Impact of a tree's hydraulic strategy on its survival in a global climate change context

Abstract

Global climate models predict less rain for many regions with Mediterranean climates such as the South West of Western Australia, together with an increasing frequency of extreme events (e.g. exceptionally warm and dry years or days). In this context it is important to understand how trees in natural environments will respond to changing conditions. Over millions of years, evolution has favoured different strategies to enable these plants to extract water at a rate sufficient to sustain themselves even in these relatively arid regions where summer drought is a regular occurrence. These strategies involve mechanisms occurring at the cell scale, such as stomatal regulation, increased vessel size to improve the conductance for water flow or increased elasticity of cell walls to increase water capacitance of sapwood. These mechanisms all have interrelated effects and there are important trade-offs between them. For example, increasing the conductance of vessels by increasing the size of pit pores between vessel elements also leads to a greater susceptibility to embolism and hence an increased risk of complete loss of conductivity in the case of a particularly extreme drought. Growing new roots to facilitate water uptake requires a significant investment of carbon that must be obtained by photosynthesis at the expense of more transpired water. We need a model to understand the importance of cell-level changes for the adaptation of trees to their environment. At the interface between the microscopic scale of plant cells and the macroscopic scale of the vegetation layer used in climate models, a model of the hydraulics of a single individual tree can be used to test different strategies for water uptake, transport and transpiration.
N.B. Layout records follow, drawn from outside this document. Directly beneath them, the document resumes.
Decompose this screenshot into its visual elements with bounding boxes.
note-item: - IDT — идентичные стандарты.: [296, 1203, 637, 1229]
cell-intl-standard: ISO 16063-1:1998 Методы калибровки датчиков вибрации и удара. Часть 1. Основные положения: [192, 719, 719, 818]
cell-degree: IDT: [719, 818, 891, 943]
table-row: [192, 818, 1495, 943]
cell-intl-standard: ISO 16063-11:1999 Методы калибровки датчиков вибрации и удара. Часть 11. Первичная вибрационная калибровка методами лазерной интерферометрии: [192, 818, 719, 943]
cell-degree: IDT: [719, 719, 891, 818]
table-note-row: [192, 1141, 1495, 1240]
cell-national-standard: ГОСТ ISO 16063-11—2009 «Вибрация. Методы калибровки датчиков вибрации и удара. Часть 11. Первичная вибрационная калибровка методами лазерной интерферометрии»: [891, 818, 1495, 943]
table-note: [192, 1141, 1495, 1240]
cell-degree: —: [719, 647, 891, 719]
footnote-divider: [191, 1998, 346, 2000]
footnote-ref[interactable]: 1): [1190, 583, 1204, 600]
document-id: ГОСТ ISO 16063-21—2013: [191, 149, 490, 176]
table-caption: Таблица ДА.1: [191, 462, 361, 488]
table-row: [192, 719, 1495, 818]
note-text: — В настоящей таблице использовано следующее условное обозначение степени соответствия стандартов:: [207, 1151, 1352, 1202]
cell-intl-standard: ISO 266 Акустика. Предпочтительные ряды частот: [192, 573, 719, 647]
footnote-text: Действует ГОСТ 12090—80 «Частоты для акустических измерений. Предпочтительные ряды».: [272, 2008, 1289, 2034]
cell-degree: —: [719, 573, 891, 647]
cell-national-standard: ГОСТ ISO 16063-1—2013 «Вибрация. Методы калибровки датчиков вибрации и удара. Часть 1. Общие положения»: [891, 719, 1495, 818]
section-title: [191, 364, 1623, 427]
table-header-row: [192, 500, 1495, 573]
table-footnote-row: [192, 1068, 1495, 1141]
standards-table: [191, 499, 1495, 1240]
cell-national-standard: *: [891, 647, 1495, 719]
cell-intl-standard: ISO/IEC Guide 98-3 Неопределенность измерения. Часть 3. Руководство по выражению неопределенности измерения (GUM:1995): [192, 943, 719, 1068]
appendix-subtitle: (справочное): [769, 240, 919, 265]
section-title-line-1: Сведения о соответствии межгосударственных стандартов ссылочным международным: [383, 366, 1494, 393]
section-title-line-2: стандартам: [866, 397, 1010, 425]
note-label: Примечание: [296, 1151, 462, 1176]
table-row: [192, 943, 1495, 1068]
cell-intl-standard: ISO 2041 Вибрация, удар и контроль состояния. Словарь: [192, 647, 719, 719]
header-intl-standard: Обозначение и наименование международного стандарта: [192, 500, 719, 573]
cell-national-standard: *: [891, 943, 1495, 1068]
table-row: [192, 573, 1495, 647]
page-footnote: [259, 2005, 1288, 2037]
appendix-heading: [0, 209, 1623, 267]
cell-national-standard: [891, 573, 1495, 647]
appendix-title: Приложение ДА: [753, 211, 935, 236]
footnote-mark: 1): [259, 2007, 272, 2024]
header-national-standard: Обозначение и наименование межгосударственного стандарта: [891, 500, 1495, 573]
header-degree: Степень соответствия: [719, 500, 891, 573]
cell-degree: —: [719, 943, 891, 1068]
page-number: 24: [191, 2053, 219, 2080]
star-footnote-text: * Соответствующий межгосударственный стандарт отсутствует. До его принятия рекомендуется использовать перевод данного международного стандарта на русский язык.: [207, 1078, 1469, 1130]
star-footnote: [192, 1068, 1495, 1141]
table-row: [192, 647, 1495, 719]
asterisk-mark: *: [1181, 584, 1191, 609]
In this paper we will describe how we developed such a model (Figure 1), how we used the model to analyse some overall strategies adopted by trees and discuss them in the light of drought tolerance. Results show that optimizations for water use occurs at different scales and are interrelated. At long time scale, trees can adapt the allocation of carbon to different parts of their architecture (roots, trunk, and canopy) to keep their stomata open longer. Within a day, stomatal control prevents hydraulic failures and adjusted tissue water capacitance allows the tree to answer rapid changes in physical conditions.